Ma vie en monovision (chapitre 35) Que fait la police ?
La police ? Bonne question, à laquelle, oui je peux répondre !
Nous sommes en 1960. J’ai 19 ans, titulaire de ce qu’en France on nommerait un Bac Pro (!), appelé dans mon pays Certificat fédéral de capacité d’employé d’administration (l’E.N.A. du pauvre !) j’inaugure une fonction qui vient de se créer : Secrétaire à la Direction de Police d’une ville de 20’000 habitants.
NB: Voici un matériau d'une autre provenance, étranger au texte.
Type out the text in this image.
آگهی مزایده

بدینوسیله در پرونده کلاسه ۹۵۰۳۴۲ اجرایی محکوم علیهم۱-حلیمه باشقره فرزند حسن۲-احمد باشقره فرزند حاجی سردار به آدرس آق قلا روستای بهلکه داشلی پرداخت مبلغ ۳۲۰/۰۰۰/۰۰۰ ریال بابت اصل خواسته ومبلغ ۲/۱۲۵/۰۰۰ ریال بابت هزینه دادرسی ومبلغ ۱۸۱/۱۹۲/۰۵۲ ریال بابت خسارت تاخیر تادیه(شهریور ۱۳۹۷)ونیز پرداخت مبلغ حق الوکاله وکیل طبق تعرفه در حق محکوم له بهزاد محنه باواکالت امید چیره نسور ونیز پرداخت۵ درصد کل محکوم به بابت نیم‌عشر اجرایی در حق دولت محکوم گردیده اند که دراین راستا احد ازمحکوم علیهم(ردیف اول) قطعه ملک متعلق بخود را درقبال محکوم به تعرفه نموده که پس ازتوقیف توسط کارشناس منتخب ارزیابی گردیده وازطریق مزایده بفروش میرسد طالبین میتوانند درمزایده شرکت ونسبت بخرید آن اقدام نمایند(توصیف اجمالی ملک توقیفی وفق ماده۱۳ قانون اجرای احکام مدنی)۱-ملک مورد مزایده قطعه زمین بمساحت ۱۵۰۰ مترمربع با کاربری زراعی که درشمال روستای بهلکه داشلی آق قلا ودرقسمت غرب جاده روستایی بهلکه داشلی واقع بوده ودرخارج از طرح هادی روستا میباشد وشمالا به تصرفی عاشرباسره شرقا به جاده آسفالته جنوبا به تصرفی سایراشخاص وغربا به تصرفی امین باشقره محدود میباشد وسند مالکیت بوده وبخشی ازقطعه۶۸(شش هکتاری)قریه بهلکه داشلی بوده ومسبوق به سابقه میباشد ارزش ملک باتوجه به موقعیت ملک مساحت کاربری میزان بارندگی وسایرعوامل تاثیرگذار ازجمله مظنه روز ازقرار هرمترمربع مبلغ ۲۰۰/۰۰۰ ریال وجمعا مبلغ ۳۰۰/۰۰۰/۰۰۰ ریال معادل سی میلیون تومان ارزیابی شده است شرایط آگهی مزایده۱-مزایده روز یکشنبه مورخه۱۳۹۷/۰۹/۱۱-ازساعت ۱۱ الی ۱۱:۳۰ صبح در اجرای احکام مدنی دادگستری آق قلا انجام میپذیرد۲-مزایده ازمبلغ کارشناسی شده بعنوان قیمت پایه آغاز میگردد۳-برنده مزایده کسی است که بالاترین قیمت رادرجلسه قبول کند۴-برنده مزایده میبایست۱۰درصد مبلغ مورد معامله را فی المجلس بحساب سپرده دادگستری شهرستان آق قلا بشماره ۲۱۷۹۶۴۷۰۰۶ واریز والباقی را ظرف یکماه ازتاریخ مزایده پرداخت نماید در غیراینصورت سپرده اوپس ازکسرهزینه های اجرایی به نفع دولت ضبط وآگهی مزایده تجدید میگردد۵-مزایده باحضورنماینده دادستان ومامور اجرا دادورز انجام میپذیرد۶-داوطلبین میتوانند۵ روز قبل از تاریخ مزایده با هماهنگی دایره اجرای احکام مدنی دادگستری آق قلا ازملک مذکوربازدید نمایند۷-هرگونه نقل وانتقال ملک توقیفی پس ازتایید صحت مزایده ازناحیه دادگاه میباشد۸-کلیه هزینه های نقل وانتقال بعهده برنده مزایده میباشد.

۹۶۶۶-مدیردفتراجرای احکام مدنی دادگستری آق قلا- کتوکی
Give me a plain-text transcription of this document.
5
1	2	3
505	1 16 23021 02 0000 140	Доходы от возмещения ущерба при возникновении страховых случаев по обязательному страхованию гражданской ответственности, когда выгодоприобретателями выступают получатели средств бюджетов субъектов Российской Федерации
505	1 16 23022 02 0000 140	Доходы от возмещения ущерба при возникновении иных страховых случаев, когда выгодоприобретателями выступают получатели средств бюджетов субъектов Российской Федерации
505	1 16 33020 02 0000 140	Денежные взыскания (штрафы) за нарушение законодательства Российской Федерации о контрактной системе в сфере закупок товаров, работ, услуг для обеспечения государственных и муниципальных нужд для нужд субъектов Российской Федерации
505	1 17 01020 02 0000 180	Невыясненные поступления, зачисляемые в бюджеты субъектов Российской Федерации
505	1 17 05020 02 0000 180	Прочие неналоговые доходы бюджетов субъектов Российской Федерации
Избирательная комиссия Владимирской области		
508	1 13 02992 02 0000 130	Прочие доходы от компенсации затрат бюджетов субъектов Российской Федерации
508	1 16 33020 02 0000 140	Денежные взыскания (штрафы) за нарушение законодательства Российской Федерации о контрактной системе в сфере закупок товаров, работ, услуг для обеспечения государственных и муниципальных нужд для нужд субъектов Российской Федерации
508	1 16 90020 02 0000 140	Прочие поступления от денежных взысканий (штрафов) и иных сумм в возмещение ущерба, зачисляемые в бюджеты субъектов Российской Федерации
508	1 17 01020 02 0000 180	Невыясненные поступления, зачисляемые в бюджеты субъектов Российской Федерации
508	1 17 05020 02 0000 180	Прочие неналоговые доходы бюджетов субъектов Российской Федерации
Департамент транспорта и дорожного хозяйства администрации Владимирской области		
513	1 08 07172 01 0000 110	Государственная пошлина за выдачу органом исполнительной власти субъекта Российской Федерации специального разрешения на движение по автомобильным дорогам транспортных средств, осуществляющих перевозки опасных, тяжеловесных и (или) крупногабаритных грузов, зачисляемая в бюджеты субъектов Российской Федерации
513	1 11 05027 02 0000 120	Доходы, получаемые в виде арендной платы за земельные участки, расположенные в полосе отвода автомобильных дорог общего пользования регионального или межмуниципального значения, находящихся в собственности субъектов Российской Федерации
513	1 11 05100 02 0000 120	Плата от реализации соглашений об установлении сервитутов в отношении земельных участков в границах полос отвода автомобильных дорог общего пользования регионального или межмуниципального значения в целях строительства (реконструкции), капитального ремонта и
Je m’intègre rapidement dans cette ‘organisation’ (de fait un peu désorganisée !) qui avait imaginé que les nombreuses tâches qu’on m’avait attribuées seraient difficiles à assumer.
Tu parles…
En quelques heures j’avais fini mon boulot de la journée, ce qui me laissait du temps pour aider mes collègues en uniforme, peu à l’aise avec la rédaction et la dactylographie. J’abusais aussi un peu des passages au bistrot voisin. Vous commencez à savoir pourquoi j’ai une petite idée sur la pénibilité du travail des fonctionnaires…
Mais surtout, j’avais du temps libre pour participer aux entraînements des policiers au stand de tir de la commune.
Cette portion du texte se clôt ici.